Exploration and appraisal success was reported in the Perth Basin (Redback and Redback South), Yemen (Al Meashar) and the Bass Basin (Trefoil). These successes will provide opportunities for growth in the future.

The year end financial position of the company was strong, with cash of $135 million and no debt (but with a $150 million undrawn corporate debt facility).


AWE Limited increased 2P oil and gas reserves for the year by 4% to 71.6 million BOE, after production of 6.1 million BOE. This excludes the recent reserve announcement related to the Sugarloaf AMI, which reported net reserves to Adelphi Energy Limited of 6.3 million BOE.

A further 57 million BOE has been allocated as a Contingent Resource. These resources are largely located in the Bass Basin (Trefoil and White Ibis), Otway Basin (Netherby and Martha) and Indonesia (Lengo).

AWE has today issued a separate ASX release on the June 2010 reserves and resources.

Board succession planning

AWE Limited today announced further board changes as part of the ongoing succession plans.

AWE’s longstanding Chairman, Bruce McKay today announced his intention to step down as a Director of AWE at the end of the Annual General Meeting in November 2010. The board has unanimously decided that Bruce Phillips will be appointed to the role of Chairman of AWE Limited.

Further, the AWE board is pleased to announce the appointment of Nick Jukes as a Non-Executive Director of AWE Limited. Nick has a background in resource engineering, including a successful career with BHP and Theiss for 26 years.

2010 – 2011 Guidance

Production guidance for the current financial year has been set in a range of 6.5 to 7.0 million BOE. The range includes some uncertainty related to the timing of the BassGas shutdown for the MLE project, if any, during the year.

Capital expenditure (particularly exploration) will be lower in 2011 when compared with the levels invested in the year to June 2010.


The year to June 2010 has been disappointing for the company and AWE’s shareholders. Whilst revenues and cashflows remained solid, the high-profile exploration program did not produce the anticipated results.

However, the core production business is providing strong cash flow for the Company. This is expected to continue, based on the long reserve life of these assets, with 2011 production expected to represent an increase on the 2010 levels.

In AWE’s conventional oil and gas operations, the Company is clearly focused on the commercialisation of the Company’s considerable oil and gas resources, particularly Trefoil, Lengo and the recent exciting discovery in Yemen. AWE’s  total resource base of 57 million BOE represents a considerable value opportunity for AWE and this will be pursued with vigor.

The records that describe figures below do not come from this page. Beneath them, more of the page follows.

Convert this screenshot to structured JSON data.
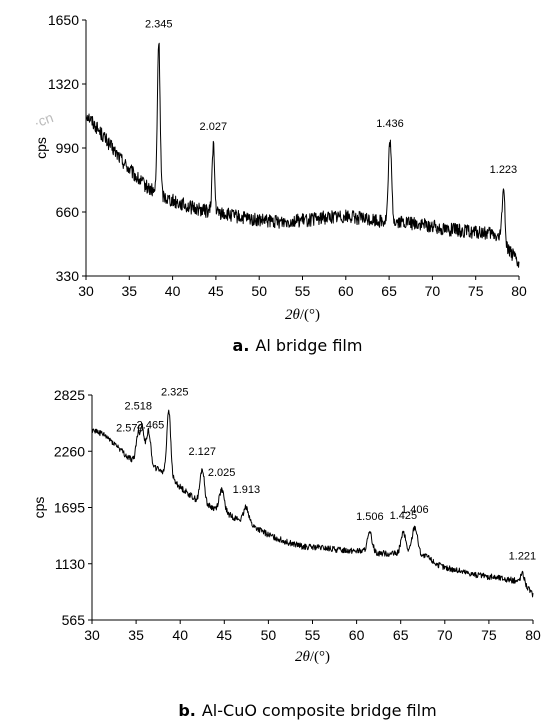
{
  "watermark": "·cn",
  "chart_data": [
    {
      "type": "line",
      "panel": "a.",
      "caption": "Al bridge film",
      "xlabel_var": "2θ",
      "xlabel_unit": "/(°)",
      "ylabel": "cps",
      "xlim": [
        30,
        80
      ],
      "ylim": [
        330,
        1650
      ],
      "xticks": [
        30,
        35,
        40,
        45,
        50,
        55,
        60,
        65,
        70,
        75,
        80
      ],
      "yticks": [
        330,
        660,
        990,
        1320,
        1650
      ],
      "grid": false,
      "baseline": [
        [
          30,
          1170
        ],
        [
          31,
          1110
        ],
        [
          32,
          1050
        ],
        [
          33,
          990
        ],
        [
          34,
          935
        ],
        [
          35,
          880
        ],
        [
          36,
          830
        ],
        [
          37,
          790
        ],
        [
          38,
          760
        ],
        [
          40,
          720
        ],
        [
          42,
          685
        ],
        [
          44,
          665
        ],
        [
          46,
          650
        ],
        [
          48,
          630
        ],
        [
          50,
          615
        ],
        [
          52,
          610
        ],
        [
          54,
          615
        ],
        [
          56,
          620
        ],
        [
          58,
          635
        ],
        [
          60,
          640
        ],
        [
          62,
          625
        ],
        [
          64,
          615
        ],
        [
          66,
          610
        ],
        [
          68,
          600
        ],
        [
          70,
          585
        ],
        [
          72,
          570
        ],
        [
          74,
          560
        ],
        [
          76,
          550
        ],
        [
          77,
          545
        ],
        [
          78,
          520
        ],
        [
          79,
          460
        ],
        [
          80,
          380
        ]
      ],
      "noise": 35,
      "peaks": [
        {
          "x": 38.4,
          "y": 1540,
          "width": 0.22,
          "label": "2.345"
        },
        {
          "x": 44.7,
          "y": 1010,
          "width": 0.2,
          "label": "2.027"
        },
        {
          "x": 65.1,
          "y": 1025,
          "width": 0.25,
          "label": "1.436"
        },
        {
          "x": 78.2,
          "y": 790,
          "width": 0.22,
          "label": "1.223"
        }
      ]
    },
    {
      "type": "line",
      "panel": "b.",
      "caption": "Al-CuO composite bridge film",
      "xlabel_var": "2θ",
      "xlabel_unit": "/(°)",
      "ylabel": "cps",
      "xlim": [
        30,
        80
      ],
      "ylim": [
        565,
        2825
      ],
      "xticks": [
        30,
        35,
        40,
        45,
        50,
        55,
        60,
        65,
        70,
        75,
        80
      ],
      "yticks": [
        565,
        1130,
        1695,
        2260,
        2825
      ],
      "grid": false,
      "baseline": [
        [
          30,
          2480
        ],
        [
          31,
          2440
        ],
        [
          32,
          2380
        ],
        [
          33,
          2300
        ],
        [
          34,
          2200
        ],
        [
          35,
          2160
        ],
        [
          36,
          2130
        ],
        [
          37,
          2100
        ],
        [
          38,
          2060
        ],
        [
          39,
          1990
        ],
        [
          40,
          1900
        ],
        [
          41,
          1830
        ],
        [
          42,
          1760
        ],
        [
          43,
          1720
        ],
        [
          44,
          1680
        ],
        [
          45,
          1650
        ],
        [
          46,
          1600
        ],
        [
          47,
          1560
        ],
        [
          48,
          1520
        ],
        [
          50,
          1420
        ],
        [
          52,
          1350
        ],
        [
          54,
          1300
        ],
        [
          56,
          1290
        ],
        [
          58,
          1270
        ],
        [
          60,
          1260
        ],
        [
          62,
          1240
        ],
        [
          64,
          1230
        ],
        [
          66,
          1220
        ],
        [
          68,
          1200
        ],
        [
          69,
          1130
        ],
        [
          70,
          1090
        ],
        [
          72,
          1050
        ],
        [
          74,
          1010
        ],
        [
          76,
          990
        ],
        [
          78,
          960
        ],
        [
          79,
          930
        ],
        [
          80,
          820
        ]
      ],
      "noise": 30,
      "peaks": [
        {
          "x": 35.2,
          "y": 2420,
          "width": 0.3,
          "label": "2.570"
        },
        {
          "x": 35.7,
          "y": 2500,
          "width": 0.3,
          "label": "2.518"
        },
        {
          "x": 36.4,
          "y": 2470,
          "width": 0.35,
          "label": "2.465"
        },
        {
          "x": 38.7,
          "y": 2680,
          "width": 0.3,
          "label": "2.325"
        },
        {
          "x": 42.5,
          "y": 2080,
          "width": 0.35,
          "label": "2.127"
        },
        {
          "x": 44.7,
          "y": 1870,
          "width": 0.4,
          "label": "2.025"
        },
        {
          "x": 47.5,
          "y": 1700,
          "width": 0.4,
          "label": "1.913"
        },
        {
          "x": 61.5,
          "y": 1430,
          "width": 0.4,
          "label": "1.506"
        },
        {
          "x": 65.3,
          "y": 1440,
          "width": 0.4,
          "label": "1.425"
        },
        {
          "x": 66.6,
          "y": 1500,
          "width": 0.45,
          "label": "1.406"
        },
        {
          "x": 78.8,
          "y": 1030,
          "width": 0.3,
          "label": "1.221"
        }
      ]
    }
  ]
}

Increasingly, AWE will also focus on the potential in unconventional oil and gas. This is currently being targeted in both the onshore Perth Basin, where Shale Gas is being sought in a strong gas market and more-recently in the USA, where AWE has invested in the Sugarloaf AMI via the Adelphi takeover. Both of these opportunities provide significant resource and reserve potential for AWE. The initial reserve report at Sugarloaf demonstrates a strong start to this program, with an active ongoing drilling campaign.

Exploration will continue to be a long term value driver for AWE, but drilling and expenditure levels will be significantly lower in the 2010 – 2011 year than over the past 12 months.

The balance sheet remains strong, with net cash and a large undrawn credit facility available for growth opportunities. However, whilst the Company has evaluated over 100 opportunities for asset acquisitions over the past 2-3 years and despite the strong financial position, it has only pursued those with the potential to deliver superior shareholder returns. In the past year, the purchase of additional equity in BassGas and the Adelphi takeover are expected to provide such returns. The Company will continue to monitor opportunities in the future and will act if there is a belief  the investment proposition is value accretive for AWE’s shareholders.

In the near term, AWE will focus for growth in the development of the Company’s known oil and gas resources and in the staged increase in unconventional opportunities. The Board and management are committed to improving the recent performance of the Company.